MRI Driven Diagnostic Management Pathway - Task 1

Purpose

Detection, Anatomical Localization, and Scoring Likelihood of Clinically Significant Prostate Cancer on MRI

Tag(s)

 

Panel

 Abdominal

Define-AI ID

 22020022

Originator

 Martha Menchaca, Katarynza Macura

Lead  Martha Menchaca

Panel Chair

 Luther B. Adair II 

Panel Reviewers

 Luther B. Adair II, Prostate Imaging Subcommittee

License

 Creative Commons 4.0
Status

 Public Comment

RadElement Set   RDES226  
                               

Clinical Implementation


Value Proposition


Multiparametric magnetic resonance imaging (mpMRI) of the prostate is well established as a diagnostic tool for detection and localization of prostate cancer, allowing for targeted sampling of MRI-visible lesions that meet imaging criteria for clinically significant cancer.
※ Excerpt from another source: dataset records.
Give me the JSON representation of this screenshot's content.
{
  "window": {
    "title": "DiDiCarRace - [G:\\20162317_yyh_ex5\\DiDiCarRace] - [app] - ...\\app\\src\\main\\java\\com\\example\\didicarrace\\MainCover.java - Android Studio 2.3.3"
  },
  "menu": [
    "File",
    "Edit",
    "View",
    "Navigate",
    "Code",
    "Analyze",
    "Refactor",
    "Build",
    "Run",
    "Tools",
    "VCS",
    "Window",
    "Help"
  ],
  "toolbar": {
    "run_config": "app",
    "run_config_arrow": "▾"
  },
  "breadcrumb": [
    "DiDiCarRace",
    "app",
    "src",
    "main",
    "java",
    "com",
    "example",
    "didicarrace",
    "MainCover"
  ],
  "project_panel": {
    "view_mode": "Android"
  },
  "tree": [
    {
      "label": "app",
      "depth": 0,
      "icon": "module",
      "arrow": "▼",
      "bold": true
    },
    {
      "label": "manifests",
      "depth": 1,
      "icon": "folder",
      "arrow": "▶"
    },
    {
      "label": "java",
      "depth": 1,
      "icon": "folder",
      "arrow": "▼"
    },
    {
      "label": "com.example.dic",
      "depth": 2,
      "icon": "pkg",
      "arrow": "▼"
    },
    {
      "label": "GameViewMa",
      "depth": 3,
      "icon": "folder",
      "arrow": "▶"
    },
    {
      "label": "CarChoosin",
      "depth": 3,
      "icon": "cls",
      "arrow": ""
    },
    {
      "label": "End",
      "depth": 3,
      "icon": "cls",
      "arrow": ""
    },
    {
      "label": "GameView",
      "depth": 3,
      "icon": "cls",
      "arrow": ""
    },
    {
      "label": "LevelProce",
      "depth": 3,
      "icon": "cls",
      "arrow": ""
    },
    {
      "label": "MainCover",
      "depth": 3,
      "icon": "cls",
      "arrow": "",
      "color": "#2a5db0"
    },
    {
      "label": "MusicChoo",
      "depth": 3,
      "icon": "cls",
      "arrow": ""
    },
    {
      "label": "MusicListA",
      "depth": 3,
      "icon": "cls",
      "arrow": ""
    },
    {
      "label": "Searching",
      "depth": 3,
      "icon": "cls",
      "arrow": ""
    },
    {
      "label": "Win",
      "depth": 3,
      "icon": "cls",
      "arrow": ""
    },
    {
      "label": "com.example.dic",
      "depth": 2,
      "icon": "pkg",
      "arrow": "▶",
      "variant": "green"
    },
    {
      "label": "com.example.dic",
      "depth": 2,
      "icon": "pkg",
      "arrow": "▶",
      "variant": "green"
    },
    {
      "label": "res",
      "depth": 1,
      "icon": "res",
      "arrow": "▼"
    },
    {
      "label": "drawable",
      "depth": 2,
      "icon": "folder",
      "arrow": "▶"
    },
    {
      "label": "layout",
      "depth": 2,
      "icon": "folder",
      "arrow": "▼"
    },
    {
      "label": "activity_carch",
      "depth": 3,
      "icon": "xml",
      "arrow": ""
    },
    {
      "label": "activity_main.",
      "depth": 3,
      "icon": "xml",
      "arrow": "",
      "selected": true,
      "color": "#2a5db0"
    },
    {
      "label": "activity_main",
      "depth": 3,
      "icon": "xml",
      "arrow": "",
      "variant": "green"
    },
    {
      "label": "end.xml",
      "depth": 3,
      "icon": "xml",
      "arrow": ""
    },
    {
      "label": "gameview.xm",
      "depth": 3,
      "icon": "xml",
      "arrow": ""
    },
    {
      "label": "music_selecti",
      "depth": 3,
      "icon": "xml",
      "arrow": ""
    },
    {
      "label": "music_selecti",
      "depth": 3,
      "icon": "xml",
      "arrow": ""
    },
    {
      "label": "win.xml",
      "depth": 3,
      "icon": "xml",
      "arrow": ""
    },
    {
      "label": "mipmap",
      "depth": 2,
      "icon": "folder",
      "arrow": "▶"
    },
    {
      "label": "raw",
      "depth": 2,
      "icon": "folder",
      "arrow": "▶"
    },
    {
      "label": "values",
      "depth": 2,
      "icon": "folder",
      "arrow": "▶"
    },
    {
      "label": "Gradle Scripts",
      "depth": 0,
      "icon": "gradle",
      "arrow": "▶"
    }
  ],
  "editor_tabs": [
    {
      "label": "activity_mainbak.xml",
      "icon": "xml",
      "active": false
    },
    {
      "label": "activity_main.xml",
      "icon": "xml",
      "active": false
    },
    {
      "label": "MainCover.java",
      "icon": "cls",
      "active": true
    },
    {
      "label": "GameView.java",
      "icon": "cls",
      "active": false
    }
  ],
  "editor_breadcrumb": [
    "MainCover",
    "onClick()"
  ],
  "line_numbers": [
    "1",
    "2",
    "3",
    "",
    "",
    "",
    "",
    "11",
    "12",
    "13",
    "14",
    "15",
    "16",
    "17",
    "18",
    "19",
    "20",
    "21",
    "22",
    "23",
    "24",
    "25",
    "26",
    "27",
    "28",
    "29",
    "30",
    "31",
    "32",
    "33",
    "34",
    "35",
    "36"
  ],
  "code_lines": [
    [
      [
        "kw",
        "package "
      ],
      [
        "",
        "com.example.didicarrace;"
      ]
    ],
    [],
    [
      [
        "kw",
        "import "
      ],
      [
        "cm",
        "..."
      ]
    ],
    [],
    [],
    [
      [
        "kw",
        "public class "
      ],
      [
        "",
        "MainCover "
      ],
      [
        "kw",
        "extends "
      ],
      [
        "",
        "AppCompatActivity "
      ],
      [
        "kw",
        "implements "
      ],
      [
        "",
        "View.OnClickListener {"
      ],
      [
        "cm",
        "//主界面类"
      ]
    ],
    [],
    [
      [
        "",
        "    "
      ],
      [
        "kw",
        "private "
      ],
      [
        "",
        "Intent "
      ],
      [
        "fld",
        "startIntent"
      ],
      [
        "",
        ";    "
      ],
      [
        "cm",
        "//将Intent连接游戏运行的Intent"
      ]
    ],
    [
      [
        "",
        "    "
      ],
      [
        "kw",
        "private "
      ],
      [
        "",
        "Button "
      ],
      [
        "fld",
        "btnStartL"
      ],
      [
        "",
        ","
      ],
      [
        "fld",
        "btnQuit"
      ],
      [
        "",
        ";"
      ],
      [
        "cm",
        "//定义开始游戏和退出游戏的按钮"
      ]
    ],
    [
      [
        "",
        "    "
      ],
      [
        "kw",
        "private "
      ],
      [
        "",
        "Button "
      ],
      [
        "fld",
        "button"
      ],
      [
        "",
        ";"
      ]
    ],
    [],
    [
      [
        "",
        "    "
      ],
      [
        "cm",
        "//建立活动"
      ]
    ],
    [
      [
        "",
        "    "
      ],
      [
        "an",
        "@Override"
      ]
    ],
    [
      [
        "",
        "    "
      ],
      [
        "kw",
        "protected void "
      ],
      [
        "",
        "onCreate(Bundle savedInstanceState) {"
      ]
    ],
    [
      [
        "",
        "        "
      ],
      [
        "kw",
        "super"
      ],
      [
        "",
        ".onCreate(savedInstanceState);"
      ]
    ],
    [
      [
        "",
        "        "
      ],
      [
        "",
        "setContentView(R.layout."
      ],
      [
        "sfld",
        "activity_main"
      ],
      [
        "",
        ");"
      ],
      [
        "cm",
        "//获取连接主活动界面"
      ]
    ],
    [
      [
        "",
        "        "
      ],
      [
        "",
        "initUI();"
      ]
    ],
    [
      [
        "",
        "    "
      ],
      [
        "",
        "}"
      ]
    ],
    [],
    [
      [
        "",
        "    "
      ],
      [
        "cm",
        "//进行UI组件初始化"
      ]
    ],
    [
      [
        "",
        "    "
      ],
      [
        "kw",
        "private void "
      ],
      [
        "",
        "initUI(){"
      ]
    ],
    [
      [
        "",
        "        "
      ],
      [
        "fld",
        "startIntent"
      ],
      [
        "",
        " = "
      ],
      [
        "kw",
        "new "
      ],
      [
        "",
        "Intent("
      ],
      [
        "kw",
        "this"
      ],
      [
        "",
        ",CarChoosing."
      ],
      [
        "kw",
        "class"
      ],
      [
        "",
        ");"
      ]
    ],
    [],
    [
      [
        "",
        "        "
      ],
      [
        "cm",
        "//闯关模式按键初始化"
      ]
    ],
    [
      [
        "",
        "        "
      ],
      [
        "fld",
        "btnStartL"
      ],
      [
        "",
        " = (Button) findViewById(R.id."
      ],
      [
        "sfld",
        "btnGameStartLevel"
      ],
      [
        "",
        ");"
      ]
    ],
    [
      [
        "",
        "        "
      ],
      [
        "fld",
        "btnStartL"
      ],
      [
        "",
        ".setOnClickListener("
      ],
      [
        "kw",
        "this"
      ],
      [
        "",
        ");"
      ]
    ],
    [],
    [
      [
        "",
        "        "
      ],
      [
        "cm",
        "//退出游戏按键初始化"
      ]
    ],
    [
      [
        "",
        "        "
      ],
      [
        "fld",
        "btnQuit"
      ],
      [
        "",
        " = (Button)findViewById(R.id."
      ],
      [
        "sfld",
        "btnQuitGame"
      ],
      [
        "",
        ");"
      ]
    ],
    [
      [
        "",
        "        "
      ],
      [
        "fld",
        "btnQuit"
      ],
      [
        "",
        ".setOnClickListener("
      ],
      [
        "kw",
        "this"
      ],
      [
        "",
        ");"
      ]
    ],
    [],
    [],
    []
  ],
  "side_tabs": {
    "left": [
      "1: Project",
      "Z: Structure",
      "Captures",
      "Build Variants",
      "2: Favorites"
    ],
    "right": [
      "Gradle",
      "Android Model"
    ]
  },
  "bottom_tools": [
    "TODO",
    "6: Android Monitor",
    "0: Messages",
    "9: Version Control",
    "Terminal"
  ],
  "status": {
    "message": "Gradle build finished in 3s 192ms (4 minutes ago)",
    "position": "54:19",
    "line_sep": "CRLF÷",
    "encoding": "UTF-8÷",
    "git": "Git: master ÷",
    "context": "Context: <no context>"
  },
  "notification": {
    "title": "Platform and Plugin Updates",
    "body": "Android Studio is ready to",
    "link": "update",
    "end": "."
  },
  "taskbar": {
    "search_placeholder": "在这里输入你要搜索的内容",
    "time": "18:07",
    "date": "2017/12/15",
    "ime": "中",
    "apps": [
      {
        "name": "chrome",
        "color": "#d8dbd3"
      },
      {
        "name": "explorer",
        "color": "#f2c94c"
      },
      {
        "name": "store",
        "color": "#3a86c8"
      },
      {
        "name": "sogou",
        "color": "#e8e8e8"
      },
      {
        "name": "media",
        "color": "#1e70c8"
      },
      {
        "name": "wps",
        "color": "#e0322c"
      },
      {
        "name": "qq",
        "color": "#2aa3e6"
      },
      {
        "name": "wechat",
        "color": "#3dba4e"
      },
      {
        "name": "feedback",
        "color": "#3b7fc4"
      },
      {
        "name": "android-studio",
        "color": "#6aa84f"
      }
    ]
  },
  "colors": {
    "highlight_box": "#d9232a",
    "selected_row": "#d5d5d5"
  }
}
Known limitations of mpMRI include dependence on optimized imaging quality and experience of the interpreting radiologist, as well as false negativity in MR-visible prostate cancers and false positivity in mimickers of cancer. Thus, AI-driven diagnostic tool for automated detection and classification of prostatic lesions on mpMRI is needed to address the following challenges: 1) variable quality of mpMRI and quality-dependent degradation of imaging, 2) high inter-observer variability of human readers in the interpretation of mpMRI, 3) under-utilization of imaging data not perceptible by the human eye that could enhance detection capability of mpMRI. Successful delivery of the MRI-directed pathway for men with elevated PSA suspected of having prostate cancer relies on maximization of diagnostic capability of mpMRI. 

 

Narrative(s)

58-year-old man with PSA 3.0 ng/mL increasing to 4.0 ng/mL over 12 months, negative DRE, biopsy naïve. 

Workflow Description

The relevant images are obtained from the modality and sent to PAS and the AI engine based on anatomic landmarks. AI-driven automated imaging quality assessment tool processes T2-weighted imaging series and diffusion weighted imaging series to automatically screen for non-diagnostic images. 

Output: Scan flagged as diagnostic vs. non-diagnostic 

Actions: Non-diagnostic scan -> Notification system to alert MRI technologist that imaging quality is non-diagnostic, repeat scan advised; Diagnostic scan -> Acceptance of scan for automated lesion detection task.

Future development: Image quality metric PI-QUAL may be used to score prostate imaging quality rather than using a binary system. AI-driven automated imaging quality assessment tool will detect 90% of non-diagnostic scans.

Considerations for Dataset Development


Procedures

{Multiparametric MRI (DW) Prostate with contrast (DCE MRI), without contrast:}

View(s)

{Basic Parameters}

  • Slice thickness: 3-4 mm without gap

  • Field of View (FOV): 12-20 cm covering the entire prostate and seminal vesicles

  • In plane dimension: <0.7 mm (phase) x <0.4 mm (frequency)


{DW MRI Specifications}

  • Echo Time (TE) < 90 msec; Repetition time (TR) > 3,000 msec

  • Slice Thickness: < 4mm without gap

  • FOV: 16-22 cm covering entire prostate and seminal vesicles

  • In-plane dimensions: <2.5 mm (phase and frequency)


{DCE MRI}

  • TR/TE: <100 mxed/ <5 sec

  • Slice Thickness: 3 mm without gap

  • FOV: 12-20 cm covering the entire prostate and seminal vesicles

  • In plane dimension: <2 mm (phase and frequency)

  • Temporal resolution: <10 sec (<7 sec is referred)

  • Total scanning time: >2 min

  • GBCA dose: 0.1mmol/kg, injection rate of 2-3 cc/sec


Age

[0,90]

Sex at Birth

{Male}

  • PSA

  • RACE

  • FAMILY HISTORY

  • GENOMIC PROFILE

Technical Specifications



Inputs

 

DICOM Study

Procedure

Multiparametric MRI (DW) Prostate with contrast (DCE MRI), without contrast:

Views


Data Type

DICOM

Modality

MRI

Body Region

Prostate

Anatomic Focus

Prostate



Primary Outputs


Detection of Diagnostic versus Non-Diagnostic

RadElement ID

RDE1464

Definition

Detection of Diagnostic versus Non-Diagnostic

Data Type

Categorical

Value Set

  • Diagnostic

  • Non-Diagnostic

Units

N/A

Future Development Ideas


Follow-up with institutional trials, open data science access, and distribution consideration. Future development: image quality metric PI-QUAL may be used to score prostate imaging quality rather than using a binary system.